Reinaldo estaba resentido. Se apartó de sus brazos, la miró de frente, meneó la cabeza
con cierta decepción asomándose por sus ojos y besó en la mejilla a aquella mujer
que lo había hecho pasar de sus sueños eróticos a la realidad descarnada de una
relación sin futuro. Salió sin despedirse.
—Me abandonarás antes de lo previsto —dijo con tristeza y sintió aquel cuartucho
más amplio y silencioso donde ella no alcanzaba a llenarlo ni aún con sus esperanzas.

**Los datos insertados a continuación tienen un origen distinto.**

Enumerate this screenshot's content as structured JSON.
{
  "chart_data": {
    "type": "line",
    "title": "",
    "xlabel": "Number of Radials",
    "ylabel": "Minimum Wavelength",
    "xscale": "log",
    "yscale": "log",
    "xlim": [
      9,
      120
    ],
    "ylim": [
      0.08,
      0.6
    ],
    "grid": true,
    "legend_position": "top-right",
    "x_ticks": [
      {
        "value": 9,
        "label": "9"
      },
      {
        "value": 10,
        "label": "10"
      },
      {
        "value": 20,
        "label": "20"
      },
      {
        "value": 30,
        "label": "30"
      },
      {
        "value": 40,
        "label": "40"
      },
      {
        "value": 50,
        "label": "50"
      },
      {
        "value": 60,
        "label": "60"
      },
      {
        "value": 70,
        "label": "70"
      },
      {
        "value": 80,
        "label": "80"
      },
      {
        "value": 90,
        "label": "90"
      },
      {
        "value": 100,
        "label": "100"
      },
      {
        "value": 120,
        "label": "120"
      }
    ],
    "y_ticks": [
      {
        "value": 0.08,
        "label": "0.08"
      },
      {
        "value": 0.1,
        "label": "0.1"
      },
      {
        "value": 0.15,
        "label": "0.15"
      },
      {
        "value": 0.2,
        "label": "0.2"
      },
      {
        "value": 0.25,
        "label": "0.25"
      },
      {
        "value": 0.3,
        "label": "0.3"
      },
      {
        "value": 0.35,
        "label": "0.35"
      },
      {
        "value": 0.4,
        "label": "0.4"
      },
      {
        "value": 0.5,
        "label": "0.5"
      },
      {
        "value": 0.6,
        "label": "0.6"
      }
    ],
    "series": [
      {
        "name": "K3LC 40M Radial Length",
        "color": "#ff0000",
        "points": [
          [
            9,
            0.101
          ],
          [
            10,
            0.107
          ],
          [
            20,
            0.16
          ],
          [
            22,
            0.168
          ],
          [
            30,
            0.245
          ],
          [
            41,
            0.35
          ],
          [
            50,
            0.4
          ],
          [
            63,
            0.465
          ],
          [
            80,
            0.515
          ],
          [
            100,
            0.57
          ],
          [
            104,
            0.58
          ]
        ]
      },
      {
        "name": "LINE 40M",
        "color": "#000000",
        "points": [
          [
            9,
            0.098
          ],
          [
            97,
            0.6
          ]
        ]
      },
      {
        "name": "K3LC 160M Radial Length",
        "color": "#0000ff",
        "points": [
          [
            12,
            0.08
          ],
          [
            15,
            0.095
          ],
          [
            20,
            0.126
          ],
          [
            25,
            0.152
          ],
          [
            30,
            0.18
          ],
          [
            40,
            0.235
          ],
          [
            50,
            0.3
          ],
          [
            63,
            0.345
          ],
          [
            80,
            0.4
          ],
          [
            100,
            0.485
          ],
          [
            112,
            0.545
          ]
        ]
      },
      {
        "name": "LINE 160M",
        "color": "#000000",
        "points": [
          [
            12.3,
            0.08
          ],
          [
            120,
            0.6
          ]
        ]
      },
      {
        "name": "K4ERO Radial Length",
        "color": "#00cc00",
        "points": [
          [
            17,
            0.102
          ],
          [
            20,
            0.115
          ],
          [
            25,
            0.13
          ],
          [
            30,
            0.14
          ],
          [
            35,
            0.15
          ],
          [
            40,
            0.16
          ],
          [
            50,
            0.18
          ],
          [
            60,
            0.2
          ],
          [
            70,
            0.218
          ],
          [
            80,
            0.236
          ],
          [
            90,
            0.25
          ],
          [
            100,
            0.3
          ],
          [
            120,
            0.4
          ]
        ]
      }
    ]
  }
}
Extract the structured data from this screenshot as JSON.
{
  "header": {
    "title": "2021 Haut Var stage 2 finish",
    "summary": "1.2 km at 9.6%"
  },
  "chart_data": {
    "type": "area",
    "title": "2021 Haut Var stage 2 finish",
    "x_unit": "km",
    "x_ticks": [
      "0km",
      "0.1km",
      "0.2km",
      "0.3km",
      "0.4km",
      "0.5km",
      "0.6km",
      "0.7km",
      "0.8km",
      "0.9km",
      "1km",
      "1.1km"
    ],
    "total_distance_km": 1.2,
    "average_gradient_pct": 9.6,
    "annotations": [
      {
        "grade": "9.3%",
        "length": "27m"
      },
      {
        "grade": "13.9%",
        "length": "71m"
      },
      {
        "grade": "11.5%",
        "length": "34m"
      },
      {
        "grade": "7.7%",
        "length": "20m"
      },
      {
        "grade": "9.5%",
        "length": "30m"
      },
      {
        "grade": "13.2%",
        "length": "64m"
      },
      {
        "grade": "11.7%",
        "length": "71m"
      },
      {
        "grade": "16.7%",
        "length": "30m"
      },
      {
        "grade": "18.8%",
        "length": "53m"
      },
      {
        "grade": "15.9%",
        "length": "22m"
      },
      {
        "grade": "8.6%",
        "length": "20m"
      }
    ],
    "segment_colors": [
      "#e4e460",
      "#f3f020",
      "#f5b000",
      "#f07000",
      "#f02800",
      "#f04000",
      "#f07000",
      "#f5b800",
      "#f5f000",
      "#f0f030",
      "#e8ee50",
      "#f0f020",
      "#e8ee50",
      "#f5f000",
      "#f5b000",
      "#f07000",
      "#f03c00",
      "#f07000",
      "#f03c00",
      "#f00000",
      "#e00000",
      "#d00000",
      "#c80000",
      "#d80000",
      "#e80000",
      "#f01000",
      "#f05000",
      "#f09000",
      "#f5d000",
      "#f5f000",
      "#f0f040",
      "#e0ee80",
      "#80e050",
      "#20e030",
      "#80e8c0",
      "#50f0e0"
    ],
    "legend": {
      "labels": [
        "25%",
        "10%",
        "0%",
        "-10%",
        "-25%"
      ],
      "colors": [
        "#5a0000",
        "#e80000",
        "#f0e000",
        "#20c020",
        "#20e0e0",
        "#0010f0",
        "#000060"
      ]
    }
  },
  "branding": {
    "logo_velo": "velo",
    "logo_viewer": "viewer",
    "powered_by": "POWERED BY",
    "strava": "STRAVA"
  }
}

Sus sospechas no la apartaban totalmente del sueño de encontrar en aquel


Reinaldo, que para ella pudo haber sido un Carlos o un cualquiera, un amor sin
condiciones, sin compromisos eternos.
—Lo importante ahora es creer que mañana vendrás de igual forma, con tu
temblor disminuyendo con cada regreso, compartiendo mi espacio sin pensar en
ningún momento que pierdes tu tiempo —dijo y se convenció que volvería la
siguiente noche para continuar brindándole su amor de inocencia sin imaginar que él
se iría varias noches después porque en su anhelo de amor no cabía la presencia
continua.

Esta mañana ya no le importaba que Reinaldo no estuviera porque su recuerdo era


mucho más fuerte y tangible que la realidad de sacrificio y ultraje que la rodeaba.

Se sentó en el borde de la cama, tomó la taza de café ya fría, la vació de un sorbo,


miró el cigarrillo extinguido en el cenicero, colocó sus manos en ambas piernas y se
levantó con decisión. Se vistió. Abrió la puerta y el ruido del mundo lejano entró a su
pieza de alquiler con un impulso nuevo.